To his credit, towards the end of his late night reign, David Letterman expressed remorse for the part he played in the public pile-on of Monica, admitting to Barbara Walters that he made “relentless jokes about the poor woman” adding, “I feel bad about my role in pushing the humiliation to the point of suffocation.”
And suffocating it was. In her brilliant 2015 Ted Talk, The Price of Shame, which has been viewed more than 20 million times, Monica speaks eloquently about that painful period in her life saying, “the public humiliation was excruciating. Life was almost unbearable.” Monica had been living a relative quiet life for years, looking to exist under the radar when, in 2010, the suicide of Rutgers University student Tyler Clementi acted as the catalyst for her to find new purpose as an anti-bullying and anti-public shaming advocate. Tyler was 18-years-old when he was secretly filmed on webcam by his roommate being intimate with another man. Three days later Tyler, cloaked in shame, jumped off a bridge to his death. Monica says the tragedy caused her to “recontextualize” her own experience with bullying and public shaming and how she was treated by the world at large, admitting she too, had contemplated suicide during the thick of it.
There’s no denying Monica bore the brunt of the scandal, a scandal that’s commonly referred to as “The Monica Lewinsky Scandal” rather than “The Bill Clinton Scandal” or even “The Clinton/Lewinsky Scandal.” As recently as 2018 Time magazine uploaded a video to their YouTube page commemorating the 20th anniversary of the Clinton impeachment, titling it “The Monica Lewinsky Scandal: A Visual Timeline of the Events 20 Years Later.” I suppose it’s not all that surprising from a magazine that often referred to Brock Turner as “Stanford swimmer” instead of “accused rapist.”
Pop culture has referenced the Clinton/Lewinksy affair countlessly in the years since the scandal broke, but more often than not, it’s Monica Lewinsky’s name that’s dropped instead of Bill Clinton’s.
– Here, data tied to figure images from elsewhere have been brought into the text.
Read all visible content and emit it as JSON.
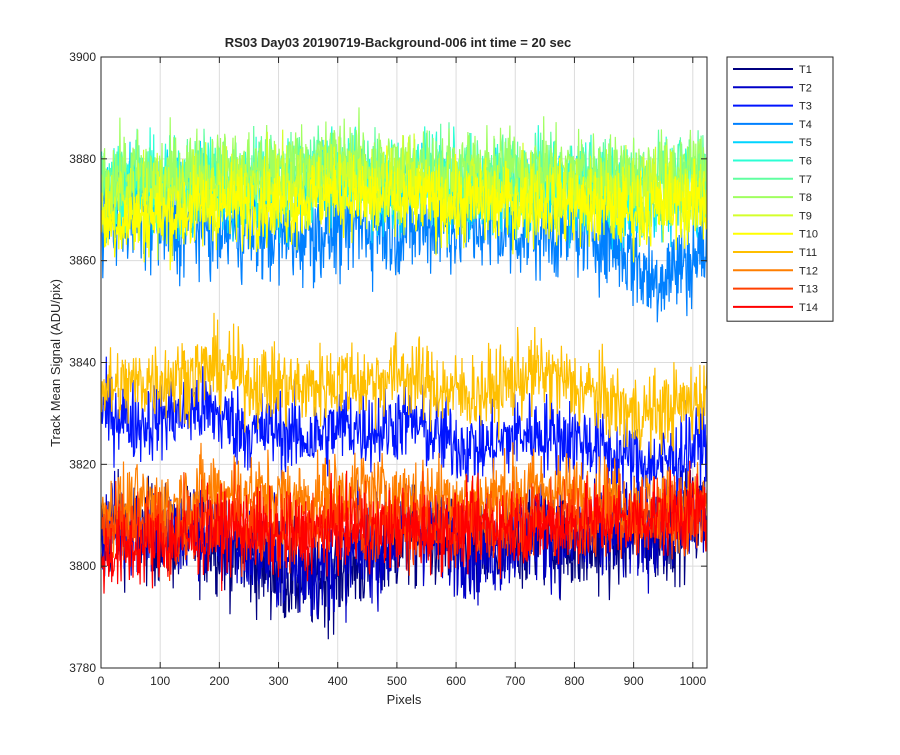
{
  "chart_data": {
    "type": "line",
    "title": "RS03 Day03 20190719-Background-006 int time = 20 sec",
    "xlabel": "Pixels",
    "ylabel": "Track Mean Signal (ADU/pix)",
    "xlim": [
      0,
      1024
    ],
    "ylim": [
      3780,
      3900
    ],
    "xticks": [
      0,
      100,
      200,
      300,
      400,
      500,
      600,
      700,
      800,
      900,
      1000
    ],
    "yticks": [
      3780,
      3800,
      3820,
      3840,
      3860,
      3880,
      3900
    ],
    "grid": true,
    "legend_position": "outside-top-right",
    "x": [
      0,
      32,
      64,
      96,
      128,
      160,
      192,
      224,
      256,
      288,
      320,
      352,
      384,
      416,
      448,
      480,
      512,
      544,
      576,
      608,
      640,
      672,
      704,
      736,
      768,
      800,
      832,
      864,
      896,
      928,
      960,
      992,
      1023
    ],
    "series": [
      {
        "name": "T1",
        "color": "#00007f",
        "noise": 5,
        "values": [
          3806,
          3808,
          3807,
          3806,
          3805,
          3806,
          3805,
          3803,
          3801,
          3800,
          3798,
          3797,
          3798,
          3800,
          3801,
          3803,
          3805,
          3806,
          3805,
          3803,
          3802,
          3803,
          3805,
          3806,
          3805,
          3804,
          3804,
          3805,
          3806,
          3806,
          3807,
          3809,
          3810
        ]
      },
      {
        "name": "T2",
        "color": "#0000c8",
        "noise": 5,
        "values": [
          3807,
          3808,
          3808,
          3807,
          3806,
          3807,
          3806,
          3804,
          3803,
          3802,
          3800,
          3799,
          3800,
          3802,
          3803,
          3804,
          3806,
          3807,
          3806,
          3804,
          3803,
          3804,
          3806,
          3807,
          3806,
          3805,
          3805,
          3806,
          3807,
          3807,
          3808,
          3809,
          3810
        ]
      },
      {
        "name": "T3",
        "color": "#0014ff",
        "noise": 4,
        "values": [
          3830,
          3830,
          3828,
          3829,
          3830,
          3831,
          3830,
          3828,
          3826,
          3827,
          3826,
          3825,
          3826,
          3828,
          3827,
          3827,
          3829,
          3827,
          3825,
          3824,
          3823,
          3824,
          3826,
          3826,
          3826,
          3825,
          3824,
          3822,
          3821,
          3820,
          3821,
          3823,
          3825
        ]
      },
      {
        "name": "T4",
        "color": "#0080ff",
        "noise": 5,
        "values": [
          3868,
          3869,
          3868,
          3867,
          3866,
          3867,
          3867,
          3866,
          3866,
          3865,
          3865,
          3866,
          3866,
          3867,
          3867,
          3867,
          3866,
          3867,
          3867,
          3867,
          3867,
          3866,
          3866,
          3866,
          3866,
          3867,
          3866,
          3864,
          3861,
          3856,
          3858,
          3860,
          3862
        ]
      },
      {
        "name": "T5",
        "color": "#00d4ff",
        "noise": 4,
        "values": [
          3874,
          3875,
          3874,
          3874,
          3873,
          3874,
          3874,
          3873,
          3872,
          3872,
          3872,
          3873,
          3873,
          3874,
          3874,
          3873,
          3873,
          3874,
          3873,
          3873,
          3873,
          3873,
          3872,
          3872,
          3872,
          3873,
          3872,
          3871,
          3870,
          3869,
          3870,
          3871,
          3872
        ]
      },
      {
        "name": "T6",
        "color": "#2bffd4",
        "noise": 4,
        "values": [
          3876,
          3876,
          3876,
          3875,
          3875,
          3876,
          3876,
          3876,
          3876,
          3876,
          3877,
          3877,
          3878,
          3878,
          3877,
          3877,
          3876,
          3877,
          3877,
          3876,
          3876,
          3876,
          3876,
          3876,
          3876,
          3876,
          3876,
          3875,
          3875,
          3875,
          3875,
          3876,
          3876
        ]
      },
      {
        "name": "T7",
        "color": "#60ffa0",
        "noise": 4,
        "values": [
          3876,
          3876,
          3876,
          3876,
          3876,
          3877,
          3877,
          3877,
          3877,
          3877,
          3878,
          3878,
          3879,
          3879,
          3878,
          3878,
          3877,
          3878,
          3878,
          3877,
          3877,
          3877,
          3877,
          3877,
          3877,
          3877,
          3877,
          3876,
          3876,
          3876,
          3876,
          3877,
          3877
        ]
      },
      {
        "name": "T8",
        "color": "#a0ff60",
        "noise": 4,
        "values": [
          3876,
          3877,
          3877,
          3877,
          3877,
          3878,
          3878,
          3878,
          3878,
          3878,
          3879,
          3879,
          3880,
          3880,
          3879,
          3879,
          3878,
          3879,
          3878,
          3878,
          3878,
          3878,
          3878,
          3878,
          3878,
          3878,
          3877,
          3877,
          3877,
          3877,
          3877,
          3878,
          3878
        ]
      },
      {
        "name": "T9",
        "color": "#d4ff2b",
        "noise": 4,
        "values": [
          3872,
          3872,
          3872,
          3872,
          3873,
          3873,
          3874,
          3874,
          3874,
          3874,
          3874,
          3875,
          3876,
          3876,
          3875,
          3875,
          3874,
          3875,
          3874,
          3874,
          3874,
          3874,
          3874,
          3874,
          3874,
          3874,
          3873,
          3873,
          3873,
          3873,
          3874,
          3874,
          3874
        ]
      },
      {
        "name": "T10",
        "color": "#ffff00",
        "noise": 4,
        "values": [
          3867,
          3868,
          3868,
          3869,
          3869,
          3870,
          3871,
          3871,
          3871,
          3871,
          3871,
          3872,
          3873,
          3873,
          3872,
          3872,
          3871,
          3872,
          3871,
          3871,
          3871,
          3871,
          3871,
          3871,
          3871,
          3871,
          3870,
          3870,
          3870,
          3870,
          3871,
          3871,
          3871
        ]
      },
      {
        "name": "T11",
        "color": "#ffbf00",
        "noise": 4,
        "values": [
          3835,
          3835,
          3836,
          3837,
          3837,
          3838,
          3839,
          3838,
          3836,
          3836,
          3835,
          3835,
          3836,
          3837,
          3836,
          3837,
          3838,
          3836,
          3835,
          3834,
          3834,
          3835,
          3837,
          3838,
          3837,
          3835,
          3834,
          3832,
          3830,
          3830,
          3831,
          3832,
          3834
        ]
      },
      {
        "name": "T12",
        "color": "#ff7f00",
        "noise": 4,
        "values": [
          3811,
          3811,
          3812,
          3812,
          3812,
          3814,
          3815,
          3815,
          3814,
          3814,
          3813,
          3813,
          3814,
          3815,
          3815,
          3814,
          3814,
          3814,
          3814,
          3813,
          3813,
          3814,
          3815,
          3815,
          3815,
          3814,
          3814,
          3813,
          3812,
          3812,
          3812,
          3812,
          3813
        ]
      },
      {
        "name": "T13",
        "color": "#ff4000",
        "noise": 4,
        "values": [
          3807,
          3807,
          3807,
          3807,
          3807,
          3808,
          3809,
          3809,
          3808,
          3808,
          3807,
          3807,
          3808,
          3809,
          3809,
          3808,
          3808,
          3808,
          3808,
          3808,
          3808,
          3808,
          3809,
          3809,
          3809,
          3809,
          3809,
          3809,
          3809,
          3809,
          3810,
          3810,
          3811
        ]
      },
      {
        "name": "T14",
        "color": "#ff0000",
        "noise": 4,
        "values": [
          3802,
          3803,
          3804,
          3804,
          3805,
          3806,
          3807,
          3807,
          3807,
          3806,
          3806,
          3806,
          3807,
          3807,
          3807,
          3807,
          3807,
          3807,
          3807,
          3807,
          3808,
          3808,
          3808,
          3808,
          3808,
          3808,
          3809,
          3809,
          3809,
          3810,
          3810,
          3811,
          3811
        ]
      }
    ]
  }
}
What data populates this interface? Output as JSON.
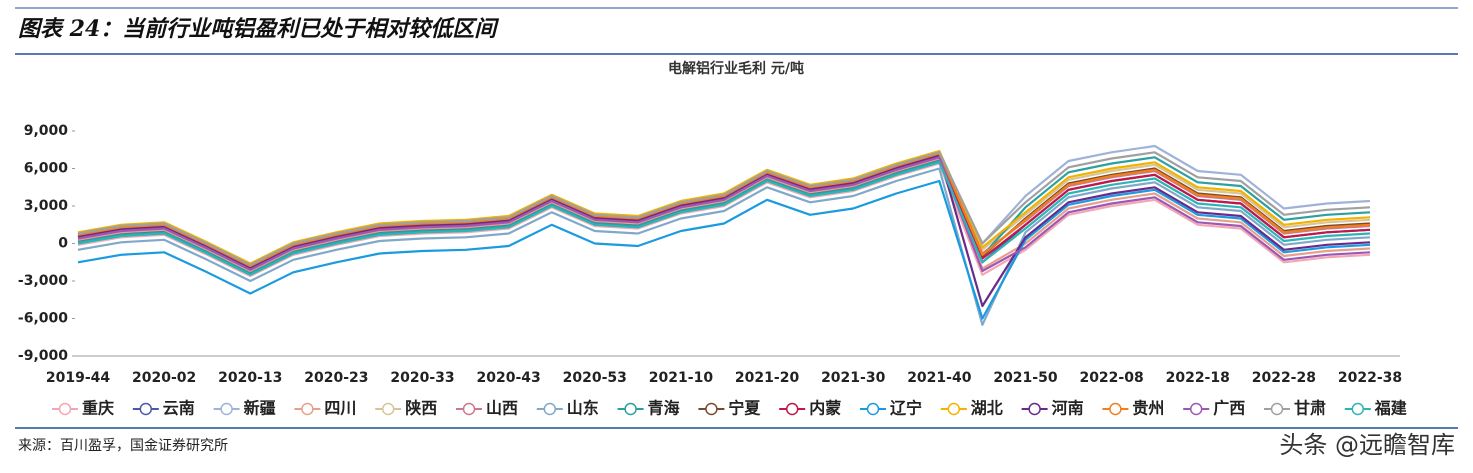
{
  "header": {
    "title": "图表 24：当前行业吨铝盈利已处于相对较低区间"
  },
  "chart_data": {
    "type": "line",
    "title": "电解铝行业毛利    元/吨",
    "categories": [
      "2019-44",
      null,
      "2020-02",
      null,
      "2020-13",
      null,
      "2020-23",
      null,
      "2020-33",
      null,
      "2020-43",
      null,
      "2020-53",
      null,
      "2021-10",
      null,
      "2021-20",
      null,
      "2021-30",
      null,
      "2021-40",
      null,
      "2021-50",
      null,
      "2022-08",
      null,
      "2022-18",
      null,
      "2022-28",
      null,
      "2022-38"
    ],
    "ylim": [
      -9000,
      9000
    ],
    "yticks": [
      {
        "value": -9000,
        "label": "-9,000"
      },
      {
        "value": -6000,
        "label": "-6,000"
      },
      {
        "value": -3000,
        "label": "-3,000"
      },
      0,
      {
        "value": 3000,
        "label": "3,000"
      },
      {
        "value": 6000,
        "label": "6,000"
      },
      {
        "value": 9000,
        "label": "9,000"
      }
    ],
    "legend": "bottom",
    "series": [
      {
        "name": "重庆",
        "color": "#f4a6b4",
        "values": [
          -100,
          500,
          700,
          -900,
          -2600,
          -900,
          -100,
          600,
          800,
          900,
          1200,
          2900,
          1400,
          1200,
          2400,
          3000,
          4900,
          3700,
          4200,
          5400,
          6400,
          -2500,
          -500,
          2300,
          3000,
          3500,
          1500,
          1200,
          -1500,
          -1100,
          -900
        ]
      },
      {
        "name": "云南",
        "color": "#4a5aa8",
        "values": [
          200,
          800,
          1000,
          -600,
          -2300,
          -600,
          200,
          900,
          1100,
          1200,
          1500,
          3200,
          1700,
          1500,
          2700,
          3300,
          5200,
          4000,
          4500,
          5700,
          6700,
          -1500,
          1500,
          4300,
          5000,
          5500,
          3500,
          3200,
          500,
          900,
          1100
        ]
      },
      {
        "name": "新疆",
        "color": "#9fb3d9",
        "values": [
          500,
          1100,
          1300,
          -300,
          -2000,
          -300,
          500,
          1200,
          1400,
          1500,
          1800,
          3500,
          2000,
          1800,
          3000,
          3600,
          5500,
          4300,
          4800,
          6000,
          7000,
          0,
          3800,
          6600,
          7300,
          7800,
          5800,
          5500,
          2800,
          3200,
          3400
        ]
      },
      {
        "name": "四川",
        "color": "#e8a08c",
        "values": [
          300,
          900,
          1100,
          -500,
          -2200,
          -500,
          300,
          1000,
          1200,
          1300,
          1600,
          3300,
          1800,
          1600,
          2800,
          3400,
          5300,
          4100,
          4600,
          5800,
          6800,
          -2000,
          0,
          2800,
          3500,
          4000,
          2000,
          1700,
          -1000,
          -600,
          -400
        ]
      },
      {
        "name": "陕西",
        "color": "#d9c49a",
        "values": [
          800,
          1400,
          1600,
          0,
          -1700,
          0,
          800,
          1500,
          1700,
          1800,
          2100,
          3800,
          2300,
          2100,
          3300,
          3900,
          5800,
          4600,
          5100,
          6300,
          7300,
          -500,
          2300,
          5100,
          5800,
          6300,
          4300,
          4000,
          1300,
          1700,
          1900
        ]
      },
      {
        "name": "山西",
        "color": "#c97a8a",
        "values": [
          700,
          1300,
          1500,
          -100,
          -1800,
          -100,
          700,
          1400,
          1600,
          1700,
          2000,
          3700,
          2200,
          2000,
          3200,
          3800,
          5700,
          4500,
          5000,
          6200,
          7200,
          -800,
          1800,
          4600,
          5300,
          5800,
          3800,
          3500,
          800,
          1200,
          1400
        ]
      },
      {
        "name": "山东",
        "color": "#7fa8c9",
        "values": [
          -500,
          100,
          300,
          -1300,
          -3000,
          -1300,
          -500,
          200,
          400,
          500,
          800,
          2500,
          1000,
          800,
          2000,
          2600,
          4500,
          3300,
          3800,
          5000,
          6000,
          -6500,
          900,
          3700,
          4400,
          4900,
          2900,
          2600,
          -100,
          300,
          500
        ]
      },
      {
        "name": "青海",
        "color": "#2aa0a0",
        "values": [
          100,
          700,
          900,
          -700,
          -2400,
          -700,
          100,
          800,
          1000,
          1100,
          1400,
          3100,
          1600,
          1400,
          2600,
          3200,
          5100,
          3900,
          4400,
          5600,
          6600,
          -1000,
          2900,
          5700,
          6400,
          6900,
          4900,
          4600,
          1900,
          2300,
          2500
        ]
      },
      {
        "name": "宁夏",
        "color": "#7b4a2e",
        "values": [
          600,
          1200,
          1400,
          -200,
          -1900,
          -200,
          600,
          1300,
          1500,
          1600,
          1900,
          3600,
          2100,
          1900,
          3100,
          3700,
          5600,
          4400,
          4900,
          6100,
          7100,
          -1000,
          2000,
          4800,
          5500,
          6000,
          4000,
          3700,
          1000,
          1400,
          1600
        ]
      },
      {
        "name": "内蒙",
        "color": "#c0184a",
        "values": [
          500,
          1100,
          1300,
          -300,
          -2000,
          -300,
          500,
          1200,
          1400,
          1500,
          1800,
          3500,
          2000,
          1800,
          3000,
          3600,
          5500,
          4300,
          4800,
          6000,
          7000,
          -1200,
          1500,
          4300,
          5000,
          5500,
          3500,
          3200,
          500,
          900,
          1100
        ]
      },
      {
        "name": "辽宁",
        "color": "#1a9be0",
        "values": [
          -1500,
          -900,
          -700,
          -2300,
          -4000,
          -2300,
          -1500,
          -800,
          -600,
          -500,
          -200,
          1500,
          0,
          -200,
          1000,
          1600,
          3500,
          2300,
          2800,
          4000,
          5000,
          -6000,
          300,
          3100,
          3800,
          4300,
          2300,
          2000,
          -700,
          -300,
          -100
        ]
      },
      {
        "name": "湖北",
        "color": "#f0b400",
        "values": [
          900,
          1500,
          1700,
          100,
          -1600,
          100,
          900,
          1600,
          1800,
          1900,
          2200,
          3900,
          2400,
          2200,
          3400,
          4000,
          5900,
          4700,
          5200,
          6400,
          7400,
          -300,
          2500,
          5300,
          6000,
          6500,
          4500,
          4200,
          1500,
          1900,
          2100
        ]
      },
      {
        "name": "河南",
        "color": "#6a2a8a",
        "values": [
          600,
          1200,
          1400,
          -200,
          -1900,
          -200,
          600,
          1300,
          1500,
          1600,
          1900,
          3600,
          2100,
          1900,
          3100,
          3700,
          5600,
          4400,
          4900,
          6100,
          7100,
          -5000,
          500,
          3300,
          4000,
          4500,
          2500,
          2200,
          -500,
          -100,
          100
        ]
      },
      {
        "name": "贵州",
        "color": "#f07f1e",
        "values": [
          700,
          1300,
          1500,
          -100,
          -1800,
          -100,
          700,
          1400,
          1600,
          1700,
          2000,
          3700,
          2200,
          2000,
          3200,
          3800,
          5700,
          4500,
          5000,
          6200,
          7200,
          -900,
          1900,
          4700,
          5400,
          5900,
          3900,
          3600,
          900,
          1300,
          1500
        ]
      },
      {
        "name": "广西",
        "color": "#9b59b6",
        "values": [
          400,
          1000,
          1200,
          -400,
          -2100,
          -400,
          400,
          1100,
          1300,
          1400,
          1700,
          3400,
          1900,
          1700,
          2900,
          3500,
          5400,
          4200,
          4700,
          5900,
          6900,
          -2200,
          -300,
          2500,
          3200,
          3700,
          1700,
          1400,
          -1300,
          -900,
          -700
        ]
      },
      {
        "name": "甘肃",
        "color": "#a0a0a0",
        "values": [
          800,
          1400,
          1600,
          0,
          -1700,
          0,
          800,
          1500,
          1700,
          1800,
          2100,
          3800,
          2300,
          2100,
          3300,
          3900,
          5800,
          4600,
          5100,
          6300,
          7300,
          0,
          3300,
          6100,
          6800,
          7300,
          5300,
          5000,
          2300,
          2700,
          2900
        ]
      },
      {
        "name": "福建",
        "color": "#2bb5b5",
        "values": [
          0,
          600,
          800,
          -800,
          -2500,
          -800,
          0,
          700,
          900,
          1000,
          1300,
          3000,
          1500,
          1300,
          2500,
          3100,
          5000,
          3800,
          4300,
          5500,
          6500,
          -1500,
          1200,
          4000,
          4700,
          5200,
          3200,
          2900,
          200,
          600,
          800
        ]
      }
    ]
  },
  "source": "来源：百川盈孚，国金证券研究所",
  "watermark": "头条 @远瞻智库"
}
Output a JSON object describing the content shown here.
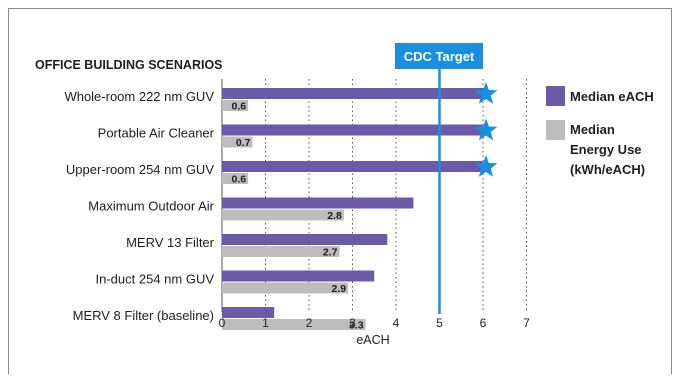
{
  "chart_data": {
    "type": "bar",
    "title": "OFFICE BUILDING SCENARIOS",
    "xlabel": "eACH",
    "ylabel": "",
    "xlim": [
      0,
      7
    ],
    "ticks": [
      "0",
      "1",
      "2",
      "3",
      "4",
      "5",
      "6",
      "7"
    ],
    "grid": "vertical dotted",
    "legend_position": "right",
    "categories": [
      "Whole-room 222 nm GUV",
      "Portable Air Cleaner",
      "Upper-room 254 nm GUV",
      "Maximum Outdoor Air",
      "MERV 13 Filter",
      "In-duct 254 nm GUV",
      "MERV 8 Filter (baseline)"
    ],
    "series": [
      {
        "name": "Median eACH",
        "color": "#6a5aa8",
        "values": [
          6,
          6,
          6,
          4.4,
          3.8,
          3.5,
          1.2
        ],
        "markers": [
          "star-icon",
          "star-icon",
          "star-icon",
          null,
          null,
          null,
          null
        ]
      },
      {
        "name": "Median Energy Use (kWh/eACH)",
        "color": "#bdbdbd",
        "values": [
          0.6,
          0.7,
          0.6,
          2.8,
          2.7,
          2.9,
          3.3
        ],
        "labels": [
          "0.6",
          "0.7",
          "0.6",
          "2.8",
          "2.7",
          "2.9",
          "3.3"
        ]
      }
    ],
    "target": {
      "label": "CDC Target",
      "value": 5,
      "color": "#1a8fe0"
    },
    "legend": [
      {
        "lines": [
          "Median eACH"
        ],
        "color": "#6a5aa8"
      },
      {
        "lines": [
          "Median",
          "Energy Use",
          "(kWh/eACH)"
        ],
        "color": "#bdbdbd"
      }
    ]
  }
}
Monica is referenced in more than 100 rap songs and even Beyoncé called her out in the 2013 song “Partition,” singing “he popped all my buttons and he ripped my blouse, he Monica Lewinksy’d all over my gown” referencing the dress allegedly stained with presidential DNA that Monica infamously kept. Listen, I love you B and I certainly don’t want the Beyhive after me, but why the hell wasn’t the lyric, “he Bill Clinton’d all over my gown?” because that most certainly wasn’t Monica’s dried semen on that dress.
Did Monica Lewinksy make mistakes? Yes, and she’s never shied away from that. But let’s also not forget she was just 22 when this all went down. Bill Clinton was 52. Let’s direct the bulk of the responsibility and condemnation in that direction going forward, shall we? Because 22-year-olds do some seriously stupid shit. Christ, I got engaged when I was 22. How’s that for stupid? But that shit shouldn’t follow me around for the rest of my life!
If, in 2021, we’re looking back with shame and embarrassment about how terribly and unfairly female celebrities like Britney Spears were treated in the lawless wasteland and gossip hellscape that was the late ’90s and early 2000’s, we also need to take a good hard look at how Monica Lewinksky, who has somehow not only emerged a thoughtful, eloquent, and compassionate advocate, but also someone with a healthy sense of humour about herself, was treated, and offer this woman a sincere apology. I’m looking at you, Jay Leno.